NASA Keeps Its Commercial-Crew Options Open
By Frank Morring, Jr., Guy Norris
Source: Aviation Week & Space Technology

August 06, 2012
Frank Morring, Jr. Washingtonand Guy Norris Atlanta
NASA is keeping its technical bases covered in the selection of Boeing, SpaceX and Sierra Nevada for serious government money to help develop a commercial alternative to Russia's Soyuz for launching astronauts.
Chosen to negotiate Space Act agreements for the Commercial Crew Integrated Capability (CCiCap) seed-money effort, the three companies are taking widely different approaches to transporting astronauts to the International Space Station.

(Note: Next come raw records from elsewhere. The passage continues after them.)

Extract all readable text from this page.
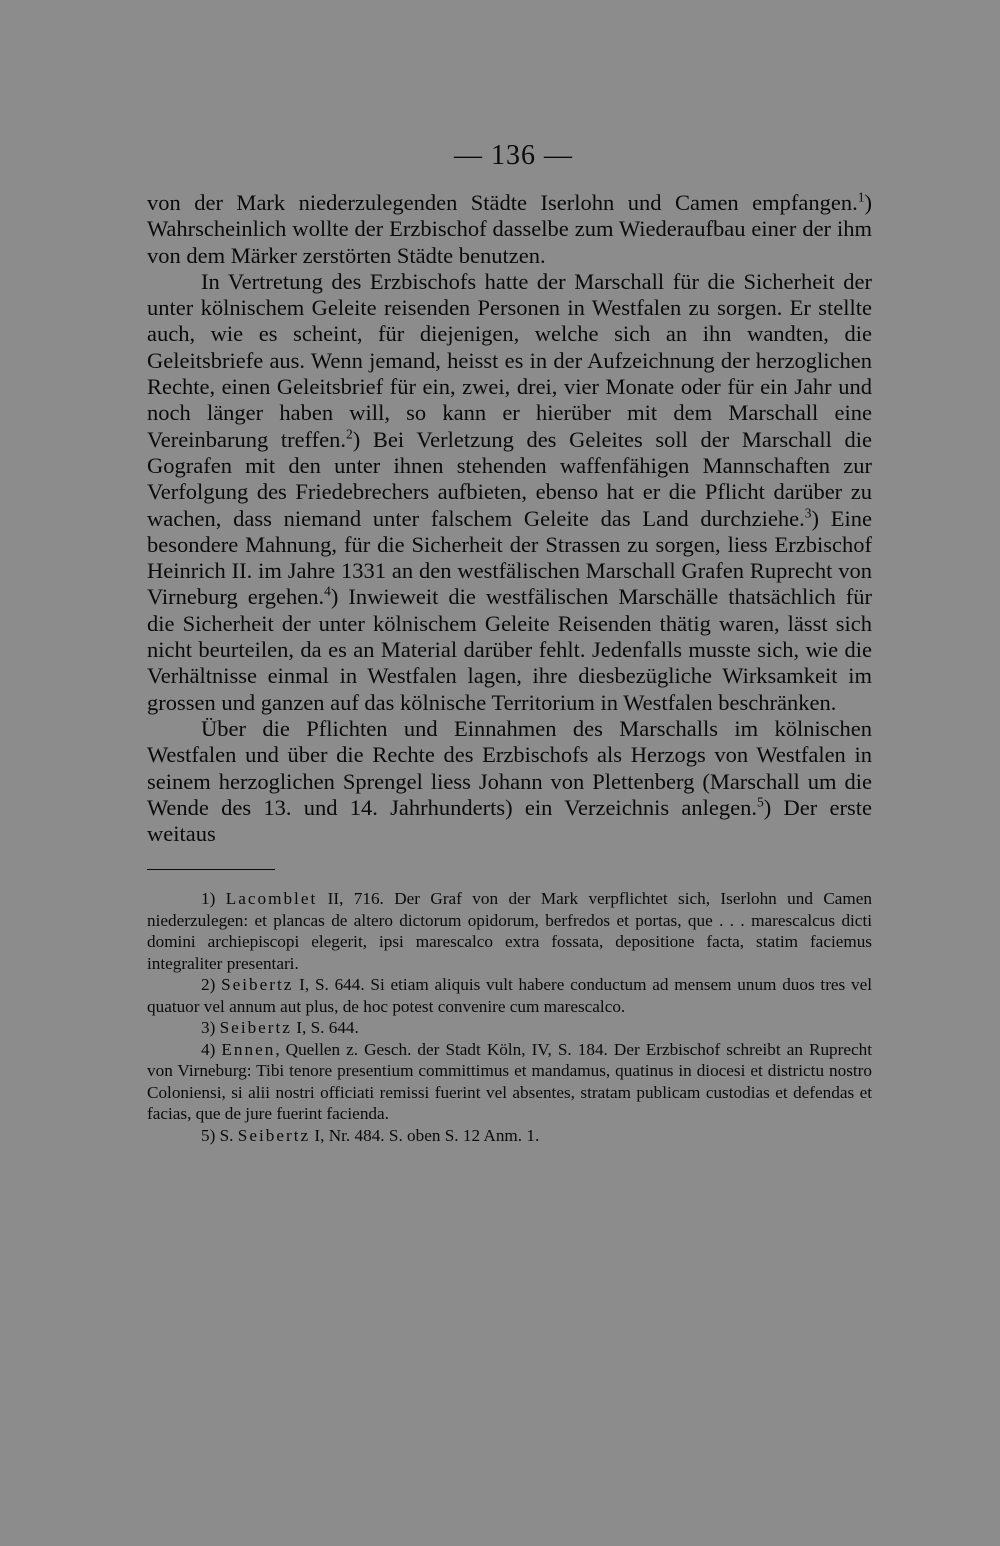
— 136 —

von der Mark niederzulegenden Städte Iserlohn und Camen empfangen.$^1$) Wahrscheinlich wollte der Erzbischof dasselbe zum Wiederaufbau einer der ihm von dem Märker zerstörten Städte benutzen.

In Vertretung des Erzbischofs hatte der Marschall für die Sicherheit der unter kölnischem Geleite reisenden Personen in Westfalen zu sorgen. Er stellte auch, wie es scheint, für diejenigen, welche sich an ihn wandten, die Geleitsbriefe aus. Wenn jemand, heisst es in der Aufzeichnung der herzoglichen Rechte, einen Geleitsbrief für ein, zwei, drei, vier Monate oder für ein Jahr und noch länger haben will, so kann er hierüber mit dem Marschall eine Vereinbarung treffen.$^2$) Bei Verletzung des Geleites soll der Marschall die Gografen mit den unter ihnen stehenden waffenfähigen Mannschaften zur Verfolgung des Friedebrechers aufbieten, ebenso hat er die Pflicht darüber zu wachen, dass niemand unter falschem Geleite das Land durchziehe.$^3$) Eine besondere Mahnung, für die Sicherheit der Strassen zu sorgen, liess Erzbischof Heinrich II. im Jahre 1331 an den westfälischen Marschall Grafen Ruprecht von Virneburg ergehen.$^4$) Inwieweit die westfälischen Marschälle thatsächlich für die Sicherheit der unter kölnischem Geleite Reisenden thätig waren, lässt sich nicht beurteilen, da es an Material darüber fehlt. Jedenfalls musste sich, wie die Verhältnisse einmal in Westfalen lagen, ihre diesbezügliche Wirksamkeit im grossen und ganzen auf das kölnische Territorium in Westfalen beschränken.

Über die Pflichten und Einnahmen des Marschalls im kölnischen Westfalen und über die Rechte des Erzbischofs als Herzogs von Westfalen in seinem herzoglichen Sprengel liess Johann von Plettenberg (Marschall um die Wende des 13. und 14. Jahrhunderts) ein Verzeichnis anlegen.$^5$) Der erste weitaus

1) Lacomblet II, 716. Der Graf von der Mark verpflichtet sich, Iserlohn und Camen niederzulegen: et plancas de altero dictorum opidorum, berfredos et portas, que . . . marescalcus dicti domini archiepiscopi elegerit, ipsi marescalco extra fossata, depositione facta, statim faciemus integraliter presentari.

2) Seibertz I, S. 644. Si etiam aliquis vult habere conductum ad mensem unum duos tres vel quatuor vel annum aut plus, de hoc potest convenire cum marescalco.

3) Seibertz I, S. 644.

4) Ennen, Quellen z. Gesch. der Stadt Köln, IV, S. 184. Der Erzbischof schreibt an Ruprecht von Virneburg: Tibi tenore presentium committimus et mandamus, quatinus in diocesi et districtu nostro Coloniensi, si alii nostri officiati remissi fuerint vel absentes, stratam publicam custodias et defendas et facias, que de jure fuerint facienda.

5) S. Seibertz I, Nr. 484. S. oben S. 12 Anm. 1.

And the division of more than $1.1 billion in federal funds over the next two years is part of a “two-and-a-half” formula worked out with lawmakers worried about wasting money by stretching development competition for too long. And this funding mechanism will probably keep all three in the running long enough to bid on the next round. That will be for traditional federal acquisition contracts aimed at initial crew transport operations in 2017, with demonstration flights “by the middle of the decade.” Under the Space Act agreements, the companies will add their own funds to the government money.
Boeing has the simplest vehicle—a battery-powered capsule dubbed CST-100 that would be launched on an Atlas V and return to Earth on dry land under parachutes and cushioned by airbags on touchdown. It will receive $460 million over the base period of the Space Act agreement.
SpaceX has already sent its Dragon cargo-carrier to the ISS on its Falcon 9 launch vehicle (AW&ST June 4, p. 36). It will use its $440 million in CCiCap funds to human-rate the capsule, which parachutes to a water landing.
Sierra Nevada has the most ambitious technology, a lifting-body spaceplane that takes off on an Atlas V and glides back to a runway landing. But under the “two-and-a-half” deal brokered by Rep. Frank Wolf (R-Va.), chairman of the appropriations panel that funds NASA, the “Dream Chaser” craft will receive only $212.5 million for additional development. Still, that is almost twice what NASA already has put toward the highly reusable concept, and like the other two winners the company has commercial plans that go beyond trips to the ISS (AW&ST July 2, p. 37).